Su acercamiento al episodio de “Las brujas de Salem” desveló la historia oculta de los Estados Unidos, donde muchos están intentando todavía construir la nueva Jerusalén.
Hace ahora un siglo que nació Arthur Miller, el dramaturgo que rompió los espejismos del sueño americano, muerto hace diez años en su granja de Connecticut (Nueva Inglaterra). El estilo sobrio y directo del autor de “Muerte de un viajante” o “Panorama desde el puente”, cargado de humanidad y profundamente crítico, tuvo una gran repercusión en España, donde recibió el Premio Príncipe de Asturias el año 2002. Su acercamiento al episodio de “Las brujas de Salem” desveló la historia oculta de los Estados Unidos. Nos habla del mito de la América cristiana, por el que muchos están intentando todavía construir en esta tierra la nueva Jerusalén.
Este escritor judío de origen polaco, nació en el barrio neoyorquino de Harlem en 1917. Su padre regentaba un próspero negocio textil, al lado de Central Park, cuando la Gran Depresión acabó con la empresa familiar, teniendo que mudarse a un diminuto apartamento en la periferia.

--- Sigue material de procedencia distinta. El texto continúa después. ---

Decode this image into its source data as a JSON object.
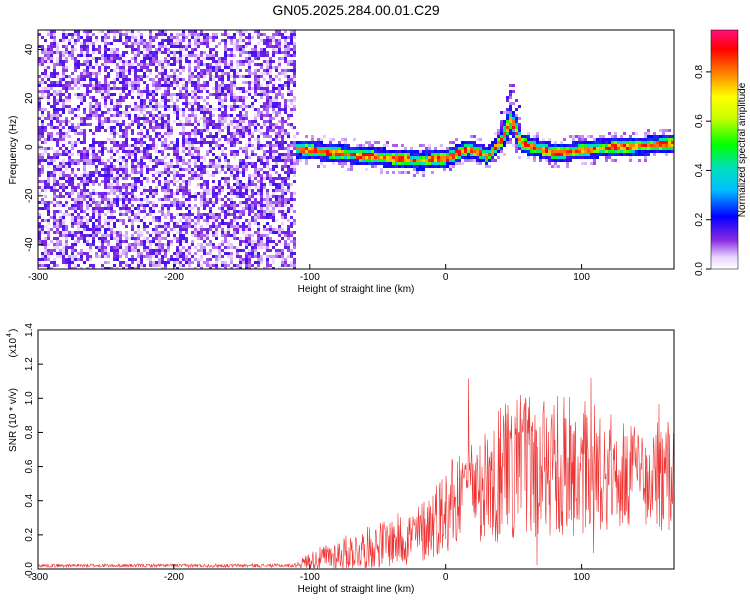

Aunque era hijo de una maestra de escuela, no había ido al teatro nada más que en dos ocasiones, siendo niño. Terminó el instituto a trancas y barrancas, ya que prefería los deportes a los libros, pero una lesión, jugando al rugby, le libró de combatir en la II Guerra Mundial.
Desempeñó rudos empleos, trabajando de chatarrero, en un almacén, o incluso de lavaplatos, para poder pagar sus estudios de periodismo. Logra estrenar su primera obra a los 28 años, “Un hombre con mucha suerte” (1944), pero no dura más de dos semanas en cartel, siendo fuertemente vapuleada por la crítica. Se dedica entonces a la novela. Su libro “Focus” (1945) es un curioso alegato contra el antisemitismo americano, que fue llevado al cine en Canadá por el prestigioso actor William Macy.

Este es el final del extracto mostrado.